Le livre est plus simplement écrit, le style encore plus agréable car moins fourni en explications pour donner au lecteur les clefs de compréhension d’une mythologie germanique peu connue. Dans ce nouvel opus, les passages sur les complots des Nibelungen et de Loki qui annoncent la fin des dieux Ases, le récit des tourments d’Odin qui essaye en vain de changer le destin sont vraiment remarquables d’intensité dramatique.
Dans la cour des contes et légendes, familier des Ases, des Elfes et des Géants, Edouard Brasey est l’un des maîtres enchanteurs les plus captivants et les plus doués de sa génération.

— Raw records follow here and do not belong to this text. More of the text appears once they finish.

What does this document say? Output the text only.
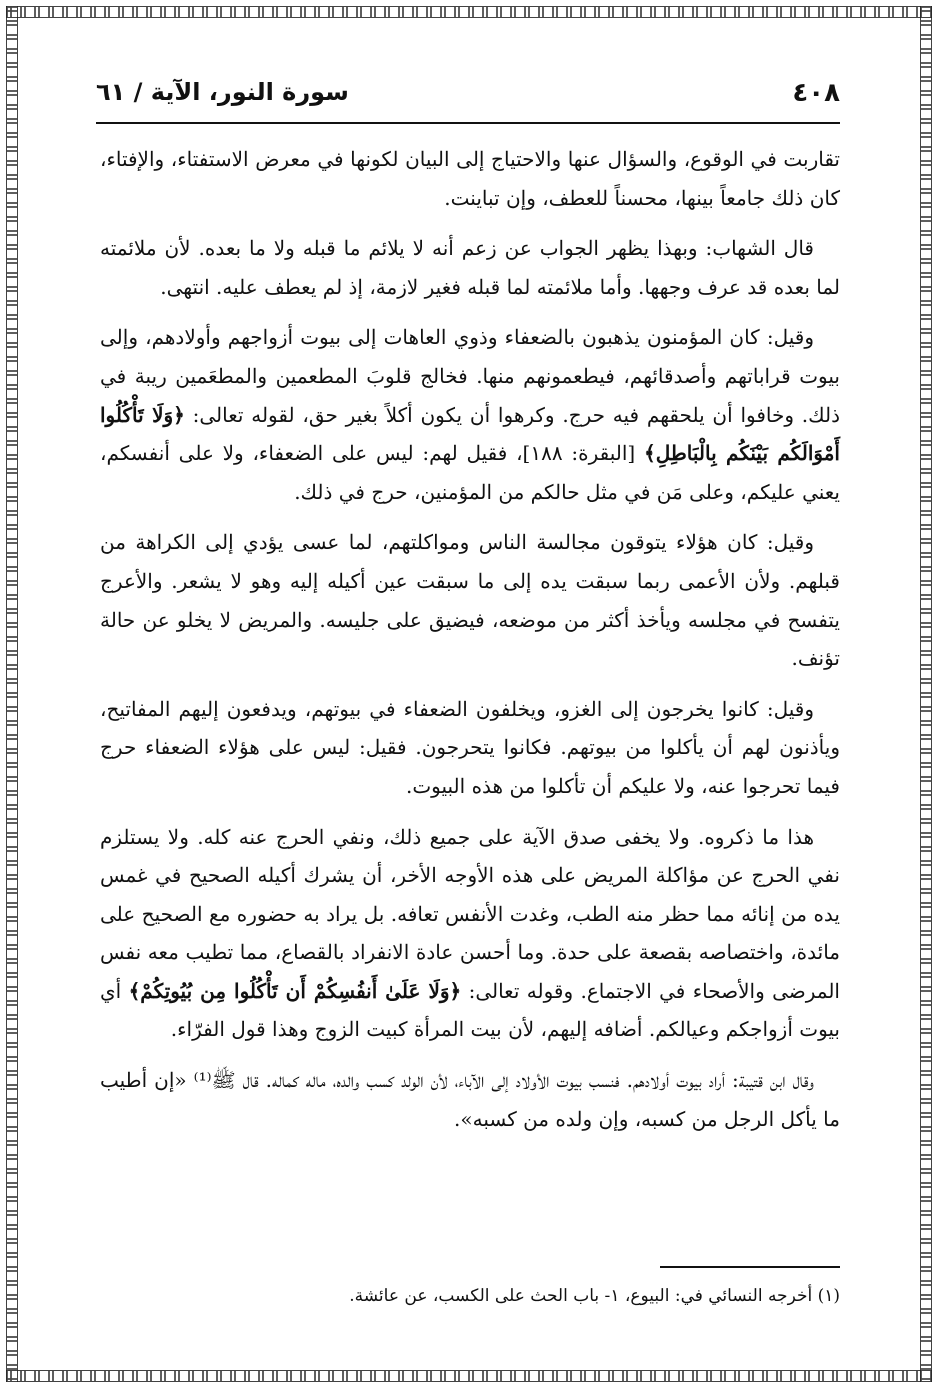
٤٠٨
سورة النور، الآية / ٦١

تقاربت في الوقوع، والسؤال عنها والاحتياج إلى البيان لكونها في معرض الاستفتاء، والإفتاء، كان ذلك جامعاً بينها، محسناً للعطف، وإن تباينت.

قال الشهاب: وبهذا يظهر الجواب عن زعم أنه لا يلائم ما قبله ولا ما بعده. لأن ملائمته لما بعده قد عرف وجهها. وأما ملائمته لما قبله فغير لازمة، إذ لم يعطف عليه. انتهى.

وقيل: كان المؤمنون يذهبون بالضعفاء وذوي العاهات إلى بيوت أزواجهم وأولادهم، وإلى بيوت قراباتهم وأصدقائهم، فيطعمونهم منها. فخالج قلوبَ المطعمين والمطعَمين ريبة في ذلك. وخافوا أن يلحقهم فيه حرج. وكرهوا أن يكون أكلاً بغير حق، لقوله تعالى: ﴿وَلَا تَأْكُلُوا أَمْوَالَكُم بَيْنَكُم بِالْبَاطِلِ﴾ [البقرة: ١٨٨]، فقيل لهم: ليس على الضعفاء، ولا على أنفسكم، يعني عليكم، وعلى مَن في مثل حالكم من المؤمنين، حرج في ذلك.

وقيل: كان هؤلاء يتوقون مجالسة الناس ومواكلتهم، لما عسى يؤدي إلى الكراهة من قبلهم. ولأن الأعمى ربما سبقت يده إلى ما سبقت عين أكيله إليه وهو لا يشعر. والأعرج يتفسح في مجلسه ويأخذ أكثر من موضعه، فيضيق على جليسه. والمريض لا يخلو عن حالة تؤنف.

وقيل: كانوا يخرجون إلى الغزو، ويخلفون الضعفاء في بيوتهم، ويدفعون إليهم المفاتيح، ويأذنون لهم أن يأكلوا من بيوتهم. فكانوا يتحرجون. فقيل: ليس على هؤلاء الضعفاء حرج فيما تحرجوا عنه، ولا عليكم أن تأكلوا من هذه البيوت.

هذا ما ذكروه. ولا يخفى صدق الآية على جميع ذلك، ونفي الحرج عنه كله. ولا يستلزم نفي الحرج عن مؤاكلة المريض على هذه الأوجه الأخر، أن يشرك أكيله الصحيح في غمس يده من إنائه مما حظر منه الطب، وغدت الأنفس تعافه. بل يراد به حضوره مع الصحيح على مائدة، واختصاصه بقصعة على حدة. وما أحسن عادة الانفراد بالقصاع، مما تطيب معه نفس المرضى والأصحاء في الاجتماع. وقوله تعالى: ﴿وَلَا عَلَىٰ أَنفُسِكُمْ أَن تَأْكُلُوا مِن بُيُوتِكُمْ﴾ أي بيوت أزواجكم وعيالكم. أضافه إليهم، لأن بيت المرأة كبيت الزوج وهذا قول الفرّاء.

وقال ابن قتيبة: أراد بيوت أولادهم. فنسب بيوت الأولاد إلى الآباء، لأن الولد كسب والده، ماله كماله. قال ﷺ⁽¹⁾ «إن أطيب ما يأكل الرجل من كسبه، وإن ولده من كسبه».

(١) أخرجه النسائي في: البيوع، ١- باب الحث على الكسب، عن عائشة.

(1) Saga initialement prévue en quatre volumes, l’auteur a finalement décidé de la réduire à une trilogie. Ce changement étonnant s’expliquerait, selon l’écrivain, par le souci de ne pas perdre les lecteurs dans des récits où les personnages des trois premiers tomes seraient morts depuis longtemps au moment où se déroulerait l’histoire de la fin des dieux (Ragnarök). Sur son blog, Edouard Brasey confie que la disparition du quatrième volume obéirait aussi à des impératifs éditoriaux : « J’ai préféré regrouper et resserrer mon texte, d’autant plus que les trilogies sont plus faciles à se prêter à des éditions dérivées (poches, clubs, compilations) que des séries longues ».
(2) Un « scalde » est un poète scandinave du Moyen Âge. Le plus connu d’entre eux est l’Islandais Snorri Sturluson (1179-1241) auteur de l’Edda (connue encore sous les noms d’Edda en prose ou de Jeune Edda), œuvre majeure pour la connaissance de la mythologie nordique (une traduction en a été faite par François-Xavier Dillman chez Gallimard dans la collection « L’Aube des peuples », en 1991).